The aim of the present study was to investigate processing of more complex auditory stimuli (as compared to simple tones) in relation to (i) ‘enduring’ as well as (ii) ‘transient’ states of the brain. Complex stimuli were first names that varied in salience on two dimensions, namely subjective relevance (SONs vs. UNs) and familiarity or paralinguistic aspects of emotional relevance. Specifically, stimuli were uttered by a familiar voice (FV) vs. a stranger’s voice (unfamiliar voice [UFV]). Regarding the first aim, we studied stimulus processing during all ‘enduring brain states’ across the vigilance continuum (i.e. during wakefulness, N1, N2, N3 and REM sleep) irrespective of the ‘transient state’. Regarding ‘transient’ brain states, we investigated between-stimulus differences in oscillatory activity when (i) a spindle was present during stimulus presentation, when a stimulus was presented during the (ii) positive slope of a SO, (iii) during the negative slope and when (iv) stimulus presentation evoked a SO. Processing was studied by comparing oscillatory brain responses evoked by stimulus presentation in each of these cases, that is event-related synchronisation (ERS) and desynchronisation (ERD) in the delta (1-3 Hz), theta (4-7 Hz), alpha (8-12 Hz) and sigma (11-15 Hz) frequency range. Functionally, delta ERS has repeatedly been linked to attentional processes and the detection of salient or motivationally relevant stimuli (for reviews see Knyazev, 2007; Knyazev, 2012) while theta ERS has been suggested to indicate the encoding of new information as well as working and episodic memory involvement (for a review see Klimesch, 1999; Klimesch et al., 2005). Alpha ERD on the other hand is thought to reflect task demands, attentional processes and memory retrieval processes (for a review see Klimesch, 1999; Klimesch et al., 1998). Importantly, all these interpretations have been established during wakefulness and it is likely that their functional roles are different during sleep. In a previous publication, we suggested that delta and theta ERS during sleep may mirror an inhibitory sleep-protecting response following initial processing of salient stimuli as has been suggested for sigma ERS (Blume et al., 2016).

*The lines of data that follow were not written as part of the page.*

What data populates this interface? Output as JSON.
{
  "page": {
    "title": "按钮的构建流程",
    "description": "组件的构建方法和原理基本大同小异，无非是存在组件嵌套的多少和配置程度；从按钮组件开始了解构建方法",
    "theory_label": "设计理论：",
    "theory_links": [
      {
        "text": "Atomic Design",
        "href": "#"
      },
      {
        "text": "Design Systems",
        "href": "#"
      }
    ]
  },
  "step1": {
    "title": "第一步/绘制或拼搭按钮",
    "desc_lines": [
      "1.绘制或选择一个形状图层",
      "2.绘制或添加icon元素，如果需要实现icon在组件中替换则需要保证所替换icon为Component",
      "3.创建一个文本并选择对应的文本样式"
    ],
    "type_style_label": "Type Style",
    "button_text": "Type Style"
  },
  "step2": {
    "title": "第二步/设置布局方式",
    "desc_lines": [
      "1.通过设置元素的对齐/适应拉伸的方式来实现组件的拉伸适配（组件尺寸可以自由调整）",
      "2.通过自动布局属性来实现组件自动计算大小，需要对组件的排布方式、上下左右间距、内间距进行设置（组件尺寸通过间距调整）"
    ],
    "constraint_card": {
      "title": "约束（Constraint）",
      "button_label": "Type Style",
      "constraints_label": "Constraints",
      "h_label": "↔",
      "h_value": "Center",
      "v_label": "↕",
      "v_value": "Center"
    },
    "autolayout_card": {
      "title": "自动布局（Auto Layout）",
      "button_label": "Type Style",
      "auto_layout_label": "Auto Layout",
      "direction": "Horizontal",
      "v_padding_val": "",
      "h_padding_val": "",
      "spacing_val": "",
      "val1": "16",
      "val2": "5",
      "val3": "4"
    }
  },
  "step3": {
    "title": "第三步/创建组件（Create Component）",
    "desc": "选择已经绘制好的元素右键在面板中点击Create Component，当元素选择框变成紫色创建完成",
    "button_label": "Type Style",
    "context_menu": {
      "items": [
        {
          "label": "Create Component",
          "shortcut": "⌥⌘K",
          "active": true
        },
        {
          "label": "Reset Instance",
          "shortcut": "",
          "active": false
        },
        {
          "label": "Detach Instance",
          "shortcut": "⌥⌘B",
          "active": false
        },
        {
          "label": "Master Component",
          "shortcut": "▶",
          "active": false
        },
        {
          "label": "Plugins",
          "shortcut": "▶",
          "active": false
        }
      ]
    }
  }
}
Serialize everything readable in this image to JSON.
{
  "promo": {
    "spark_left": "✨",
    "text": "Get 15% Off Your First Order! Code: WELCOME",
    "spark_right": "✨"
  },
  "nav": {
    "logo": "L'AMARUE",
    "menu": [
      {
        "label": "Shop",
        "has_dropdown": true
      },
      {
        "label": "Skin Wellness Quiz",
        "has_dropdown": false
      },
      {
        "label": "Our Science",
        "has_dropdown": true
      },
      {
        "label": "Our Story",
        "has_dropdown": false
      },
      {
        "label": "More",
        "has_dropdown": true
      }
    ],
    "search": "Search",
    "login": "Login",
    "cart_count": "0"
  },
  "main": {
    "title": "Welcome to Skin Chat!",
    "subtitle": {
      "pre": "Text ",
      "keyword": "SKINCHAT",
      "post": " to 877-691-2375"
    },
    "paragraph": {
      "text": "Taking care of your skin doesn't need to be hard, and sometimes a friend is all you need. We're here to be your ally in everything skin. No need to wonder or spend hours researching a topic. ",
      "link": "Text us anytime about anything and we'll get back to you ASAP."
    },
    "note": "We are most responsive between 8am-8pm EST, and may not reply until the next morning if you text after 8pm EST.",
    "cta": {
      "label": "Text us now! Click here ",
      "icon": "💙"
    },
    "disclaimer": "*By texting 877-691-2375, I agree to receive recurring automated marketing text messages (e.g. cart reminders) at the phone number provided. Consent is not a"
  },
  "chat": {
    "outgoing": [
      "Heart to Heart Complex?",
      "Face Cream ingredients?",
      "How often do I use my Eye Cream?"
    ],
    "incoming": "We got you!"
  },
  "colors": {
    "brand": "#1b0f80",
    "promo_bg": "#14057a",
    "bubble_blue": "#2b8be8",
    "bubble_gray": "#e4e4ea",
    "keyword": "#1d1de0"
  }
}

We hypothesised that oscillatory responses would mirror salience of SONs as well as FV stimuli (compared to UNs and UFV) during wakefulness. Moreover, we expected responsiveness to stimuli to vary with the ‘enduring brain state’, that is a decrease in responsiveness from wakefulness to N3 sleep. Regarding the ‘transient brain state’ we expected that when stimulus-presentation co-occurs with sleep spindles and slow oscillations the differential brain response elicited by stimulus salience would vanish. This should specifically be the case when stimulus onset coincided with the negative slope of the slow oscillation or stimulus presentation largely overlapped with a sleep spindle.
2. Methods and Materials
2.1. Participants
We recruited 20 healthy individuals for the study. Three participants were excluded from the data analysis, one dropped out after the adaptation night and two had to be excluded due to technical problems during the acquisition. The remaining sample comprised 17 participants (three males) and had a median age of 22.6 years (SD = 2.3 years). Prior to the study, participants gave written informed consent. Ethical consent had been obtained from the ethics committee of the University of Salzburg and the study was in accordance with the Declaration of Helsinki (World Medical Association (WMA), 1964). For more details on the study sample please see supplementary material.
2.2. Experimental procedure
Participants were advised to keep a regular sleep/wake rhythm with eight hours time in bed (TIB) for at least four days prior to their first visit at our sleep laboratory, which was verified with wrist actigraphy (Cambridge Neurotechnology Actiwatch ©). Participants slept in the sleep laboratory of the University of Salzburg for two nights, one adaptation night and one experimental night. For details on the experimental procedure also see Figure 1.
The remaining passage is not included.